Rejim gerçekte akıl ve mantık dışı bir “boşluk” ve “büyük güçleri birbirine karşı kullanma” (bkz. Sultan 2. Abdülhamid)  politikasıyla Türkiye’yi ABD ile Rusya’nın kıskacına sokmuştur. Evet, iktidarın halka birer “imkân” gibi göstermeye çalıştığı ilişkiler gerçekte bir “kıskaçtan” başka bir şey değildir. Geniş bir bölgede, İhvan üzerinden “hegemonya” heveslerine “kar yağan” rejim “ileri adımlar” attıkça batağa batmaktadır. İşlerin daha bir süre RTE ile yürüyeceğinin farkında olan “büyükler” O’nun çıkmazlarını birbirlerine ve elbette yine O’na karşı kullanarak, ihtiyaçları doğrultusunda dümen suyunda tutma,   etkisizleştirme veya uygun biçimde devre dışı bırakma stratejisini uygulamaktadırlar. Türkiye, bugünkü durumuyla rejimin bütün “şişinmelerine” rağmen gerçekte her türlü “kullanıma” açıktır. Bu aynı zamanda RTE yönetimindeki Türkiye’nin herkes için güvenilmez ve haliyle geçici bir ortak, müttefik ve bir “şantajcı” olarak görülmesine de yol açmaktadır.

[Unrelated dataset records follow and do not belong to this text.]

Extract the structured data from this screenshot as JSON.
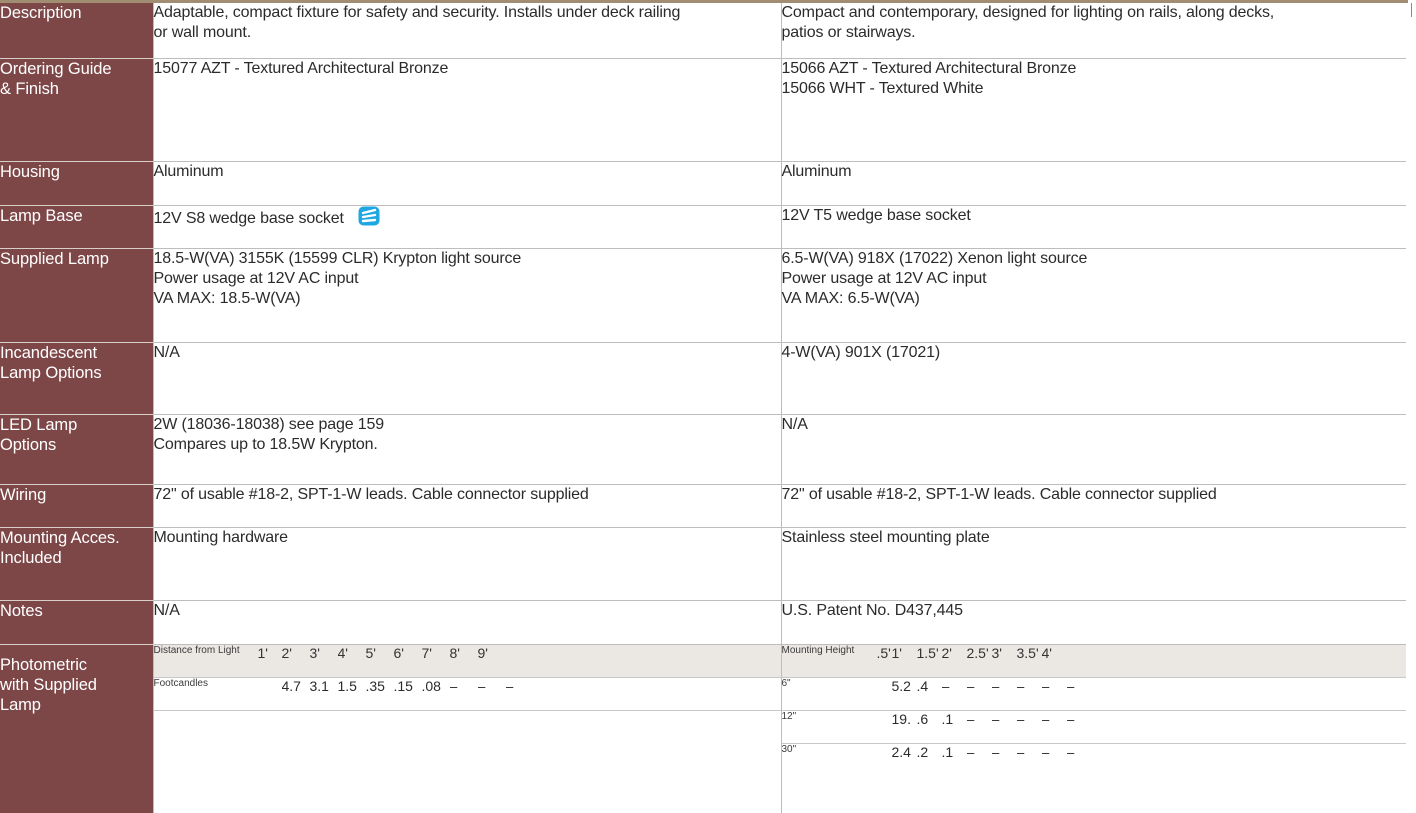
{
  "rows": [
    {
      "label": "Description",
      "left": [
        "Adaptable, compact fixture for safety and security. Installs under deck railing",
        "or wall mount."
      ],
      "right": [
        "Compact and contemporary, designed for lighting on rails, along decks,",
        "patios or stairways."
      ]
    },
    {
      "label": [
        "Ordering Guide",
        "& Finish"
      ],
      "left": [
        "15077 AZT - Textured Architectural Bronze"
      ],
      "right": [
        "15066 AZT - Textured Architectural Bronze",
        "15066 WHT - Textured White"
      ]
    },
    {
      "label": "Housing",
      "left": [
        "Aluminum"
      ],
      "right": [
        "Aluminum"
      ]
    },
    {
      "label": "Lamp Base",
      "left": [
        "12V  S8 wedge base socket"
      ],
      "right": [
        "12V  T5 wedge base socket"
      ]
    },
    {
      "label": "Supplied Lamp",
      "left": [
        "18.5-W(VA) 3155K (15599 CLR) Krypton light source",
        "Power usage at 12V AC input",
        "VA MAX: 18.5-W(VA)"
      ],
      "right": [
        "6.5-W(VA) 918X (17022) Xenon light source",
        "Power usage at 12V AC input",
        "VA MAX: 6.5-W(VA)"
      ]
    },
    {
      "label": [
        "Incandescent",
        "Lamp Options"
      ],
      "left": [
        "N/A"
      ],
      "right": [
        "4-W(VA) 901X (17021)"
      ]
    },
    {
      "label": [
        "LED Lamp",
        "Options"
      ],
      "left": [
        "2W (18036-18038) see page 159",
        "Compares up to 18.5W Krypton."
      ],
      "right": [
        "N/A"
      ]
    },
    {
      "label": "Wiring",
      "left": [
        "72\" of usable #18-2, SPT-1-W leads. Cable connector supplied"
      ],
      "right": [
        "72\" of usable #18-2, SPT-1-W leads. Cable connector supplied"
      ]
    },
    {
      "label": [
        "Mounting Acces.",
        "Included"
      ],
      "left": [
        "Mounting hardware"
      ],
      "right": [
        "Stainless steel mounting plate"
      ]
    },
    {
      "label": "Notes",
      "left": [
        "N/A"
      ],
      "right": [
        "U.S. Patent No. D437,445"
      ]
    },
    {
      "label": [
        "Photometric",
        "with Supplied",
        "Lamp"
      ]
    }
  ],
  "wedge_icon": {
    "name": "wedge-base-icon",
    "color": "#1ea7e1"
  },
  "photometric": {
    "left": {
      "header_label": "Distance from Light",
      "header_values": [
        "1'",
        "2'",
        "3'",
        "4'",
        "5'",
        "6'",
        "7'",
        "8'",
        "9'"
      ],
      "rows": [
        {
          "label": "Footcandles",
          "values": [
            "4.7",
            "3.1",
            "1.5",
            ".35",
            ".15",
            ".08",
            "–",
            "–",
            "–"
          ]
        }
      ]
    },
    "right": {
      "header_label": "Mounting Height",
      "header_values": [
        ".5'",
        "1'",
        "1.5'",
        "2'",
        "2.5'",
        "3'",
        "3.5'",
        "4'"
      ],
      "rows": [
        {
          "label": "6\"",
          "values": [
            "5.2",
            ".4",
            "–",
            "–",
            "–",
            "–",
            "–",
            "–"
          ]
        },
        {
          "label": "12\"",
          "values": [
            "19.",
            ".6",
            ".1",
            "–",
            "–",
            "–",
            "–",
            "–"
          ]
        },
        {
          "label": "30\"",
          "values": [
            "2.4",
            ".2",
            ".1",
            "–",
            "–",
            "–",
            "–",
            "–"
          ]
        }
      ]
    }
  },
  "colors": {
    "label_bg": "#7d4748",
    "header_bg": "#ebe7e3",
    "top_bar": "#a08d72"
  }
}
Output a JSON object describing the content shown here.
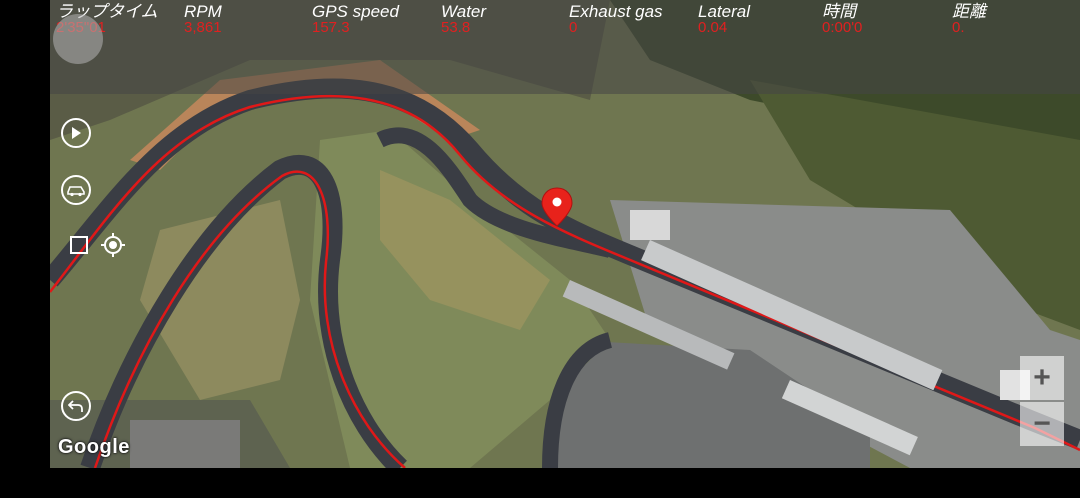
{
  "telemetry": [
    {
      "label": "ラップタイム",
      "value": "2'35\"01"
    },
    {
      "label": "RPM",
      "value": "3,861"
    },
    {
      "label": "GPS speed",
      "value": "157.3"
    },
    {
      "label": "Water",
      "value": "53.8"
    },
    {
      "label": "Exhaust gas",
      "value": "0"
    },
    {
      "label": "Lateral",
      "value": "0.04"
    },
    {
      "label": "時間",
      "value": "0:00'0"
    },
    {
      "label": "距離",
      "value": "0."
    }
  ],
  "map": {
    "attribution": "Google",
    "zoom_in": "+",
    "zoom_out": "−"
  },
  "controls": {
    "icons": [
      "play-icon",
      "car-icon",
      "checkbox-icon",
      "locate-icon",
      "back-icon",
      "pin-icon"
    ]
  },
  "colors": {
    "value_red": "#e02020",
    "track_line": "#e01818",
    "marker": "#e8221b"
  }
}
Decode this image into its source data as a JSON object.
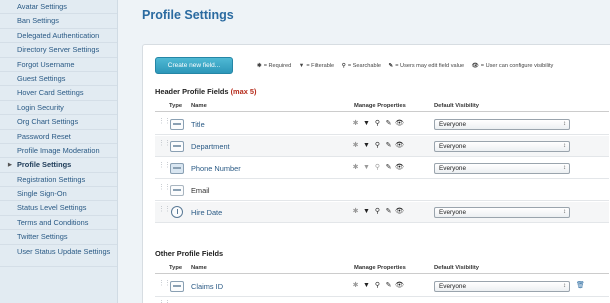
{
  "sidebar": {
    "items": [
      {
        "label": "Avatar Settings"
      },
      {
        "label": "Ban Settings"
      },
      {
        "label": "Delegated Authentication"
      },
      {
        "label": "Directory Server Settings"
      },
      {
        "label": "Forgot Username"
      },
      {
        "label": "Guest Settings"
      },
      {
        "label": "Hover Card Settings"
      },
      {
        "label": "Login Security"
      },
      {
        "label": "Org Chart Settings"
      },
      {
        "label": "Password Reset"
      },
      {
        "label": "Profile Image Moderation"
      },
      {
        "label": "Profile Settings"
      },
      {
        "label": "Registration Settings"
      },
      {
        "label": "Single Sign-On"
      },
      {
        "label": "Status Level Settings"
      },
      {
        "label": "Terms and Conditions"
      },
      {
        "label": "Twitter Settings"
      },
      {
        "label": "User Status Update Settings"
      }
    ],
    "active_index": 11
  },
  "page": {
    "title": "Profile Settings"
  },
  "toolbar": {
    "create_label": "Create new field..."
  },
  "legend": {
    "required": "= Required",
    "filterable": "= Filterable",
    "searchable": "= Searchable",
    "editable": "= Users may edit field value",
    "visibility": "= User can configure visibility"
  },
  "header_section": {
    "title": "Header Profile Fields",
    "max": "(max 5)",
    "columns": {
      "type": "Type",
      "name": "Name",
      "manage": "Manage Properties",
      "visibility": "Default Visibility"
    },
    "rows": [
      {
        "name": "Title",
        "visibility": "Everyone",
        "icon": "text-field-icon"
      },
      {
        "name": "Department",
        "visibility": "Everyone",
        "icon": "text-field-icon"
      },
      {
        "name": "Phone Number",
        "visibility": "Everyone",
        "icon": "phone-field-icon"
      },
      {
        "name": "Email",
        "visibility": "",
        "icon": "email-field-icon"
      },
      {
        "name": "Hire Date",
        "visibility": "Everyone",
        "icon": "date-field-icon"
      }
    ]
  },
  "other_section": {
    "title": "Other Profile Fields",
    "columns": {
      "type": "Type",
      "name": "Name",
      "manage": "Manage Properties",
      "visibility": "Default Visibility"
    },
    "rows": [
      {
        "name": "Claims ID",
        "visibility": "Everyone",
        "icon": "text-field-icon"
      }
    ]
  },
  "colors": {
    "accent": "#2a6aa0",
    "button": "#3aa7c6",
    "max_warning": "#b52a1a",
    "sidebar_bg": "#e2ebf2"
  }
}
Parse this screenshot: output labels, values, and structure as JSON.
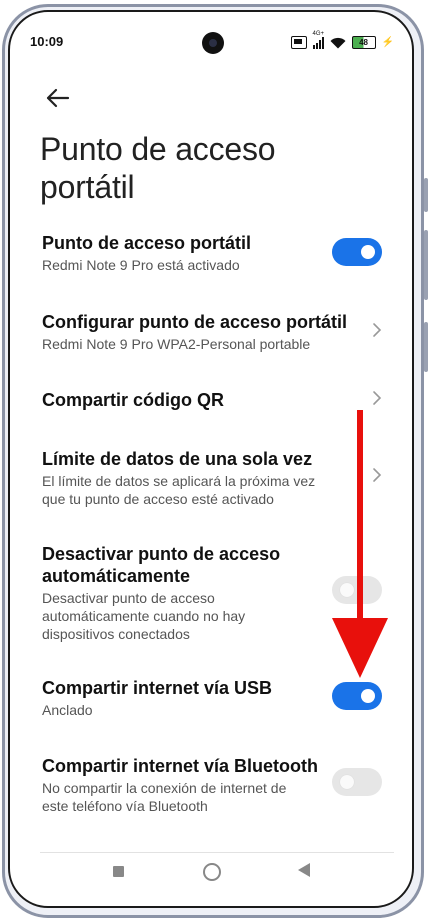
{
  "status_bar": {
    "time": "10:09",
    "network": "4G+",
    "battery": "48"
  },
  "page": {
    "title_line1": "Punto de acceso",
    "title_line2": "portátil"
  },
  "settings": [
    {
      "title": "Punto de acceso portátil",
      "subtitle": "Redmi Note 9 Pro está activado",
      "control": "toggle",
      "state": "on"
    },
    {
      "title": "Configurar punto de acceso portátil",
      "subtitle": "Redmi Note 9 Pro WPA2-Personal portable",
      "control": "chevron"
    },
    {
      "title": "Compartir código QR",
      "control": "chevron"
    },
    {
      "title": "Límite de datos de una sola vez",
      "subtitle_line1": "El límite de datos se aplicará la próxima vez",
      "subtitle_line2": "que tu punto de acceso esté activado",
      "control": "chevron"
    },
    {
      "title_line1": "Desactivar punto de acceso",
      "title_line2": "automáticamente",
      "subtitle_line1": "Desactivar punto de acceso",
      "subtitle_line2": "automáticamente cuando no hay",
      "subtitle_line3": "dispositivos conectados",
      "control": "toggle",
      "state": "off"
    },
    {
      "title": "Compartir internet vía USB",
      "subtitle": "Anclado",
      "control": "toggle",
      "state": "on"
    },
    {
      "title": "Compartir internet vía Bluetooth",
      "subtitle_line1": "No compartir la conexión de internet de",
      "subtitle_line2": "este teléfono vía Bluetooth",
      "control": "toggle",
      "state": "off"
    }
  ],
  "colors": {
    "toggle_on": "#1a73e8",
    "toggle_off": "#e6e6e6",
    "annotation_arrow": "#e8100c"
  },
  "icons": [
    "back-arrow-icon",
    "chevron-right-icon",
    "sim-icon",
    "signal-icon",
    "wifi-icon",
    "battery-icon",
    "charging-icon"
  ]
}
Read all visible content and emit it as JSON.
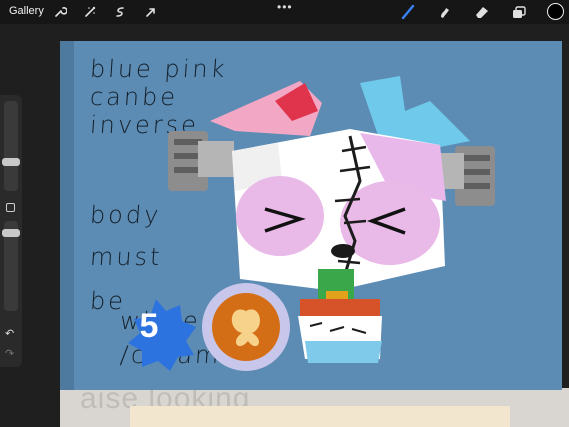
{
  "toolbar": {
    "gallery_label": "Gallery",
    "more_glyph": "•••",
    "tools_left": [
      "wrench-icon",
      "magic-wand-icon",
      "selection-icon",
      "transform-arrow-icon"
    ],
    "tools_right": [
      "brush-icon",
      "smudge-icon",
      "eraser-icon",
      "layers-icon"
    ],
    "current_color": "#000000",
    "active_tool_color": "#3b82f6"
  },
  "sidebar": {
    "undo_glyph": "↶",
    "redo_glyph": "↷"
  },
  "canvas": {
    "background_color": "#5c8cb4",
    "notes": [
      "blue pink",
      "canbe",
      "inverse",
      "body",
      "must",
      "be",
      "white",
      "/cream"
    ],
    "level_badge": "5",
    "character": "pink and white stitched panda-dog with bolts, squinting eyes",
    "underlay_text": "aise looking"
  }
}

Fırat’ın doğusunda güvensizlik bölgesi!

Cumhurbaşkanı’nın sonu gelmez tehditlerine, Dışişleri Bakanı’nın “Neye mal olursa olsun Fırat’ın doğsun temizleyeceğiz!” açıklamalarına, Savunma Bakanı’nın “B ve C planlarımız hazır!” demeçlerine rağmen, birçok belirsizliği içeren bir mutabakat eşliğinde gelinen nokta esas olarak ABD denetiminde ve onun istediği biçimde işleyen bir “güvenli bölgedir.”  ABD’ye yönelik (“Eğer yine oyalandığımızı anlarsak kimseyi dinlemez harekete geçeriz!” türü) uyarıların gerçekleşmeleri halinde işi nerelere vardıracağını şimdiden tam olarak bilemesek de hayırlı neticeler vermeyeceği açıktır. Üstelik bu tür “enerjik davranışların”  sadece ABD için değil, Rusya, İran ve elbette Suriye  için de ciddi bir sorun oluşturacağı cümlenin malumudur. Türkiye’nin, işin içinde kendisinden başka kimse yokmuş gibi davranması, içeriyi bir biçimde etkilese bile,  bu kadar “kalabalık” ve tekinsiz bir bölgede beladan başka bir şey getirmez. Türkiye Fırat’ın doğusunda,  tamamen “sıyırma” noktasına gelmediği takdirde şu veya bu orada ABD politikasının dümen suyunda yol almak durumundadır. Türkiye’nin bu alanda “Rus kozunu” oynamaya çalışmasının fazla bir etkisi olmayacaktır.

İdlip macerası!

Kıskacın diğer kolu İdlip’te kapanıyor.  Türkiye Astana anlaşması ve Soçi mutabakatının gerektirdiği hiçbir işi, hem de bilinçli bir biçimde yerine getirmemiştir. Saray rejiminin asıl amacı, örgütlediği ve silahlandırdığı İslamcı güçleri de kullanarak ve aynı zamanda demografik bir takım değişiklikler yoluyla uzun süre Suriye’de kalabilmek ve bu konumuyla Suriye’nin geleceğinde söz sahibi olmaktır. Bu gerçek, Rusya ve İran tarafından da açıkça bilindiği için, bu iki devlet Suriye rejimine verdikleri askeri-politik destekle Türkiye’nin  İdlip’teki konumunun altını oymakta ve Türkiye’yi bölgeden kısa sürede çekilmeye zorlamaktadır. Resmi görüşmelerde diplomatik ve Türkiye’nin gazını alacak bir dil kullanılmasına rağmen, işin esasına ilişkin açıklamalar epeyce sert bir dille yapılmaktadır.  Sahada ise açık bir askeri çatışma vardır ve TSK ile Suriye ordusu giderek daha fazla “sıcak temasa”  girmeye  başlamışlardır. Rusya ve İran destekli milislerle karşı karşıya kalan Türkiye’nin askeri gözlem noktaları kuşatma altına girmektedir. Rusya ve müttefikleri askeri-politik olarak zaman zaman taktik aralar veriyor olsalar da Türkiye’nin İdlip’teki askeri (ve de politik) varlığını kısa sürede sona erdirme niyetiyle hareket etmektedirler…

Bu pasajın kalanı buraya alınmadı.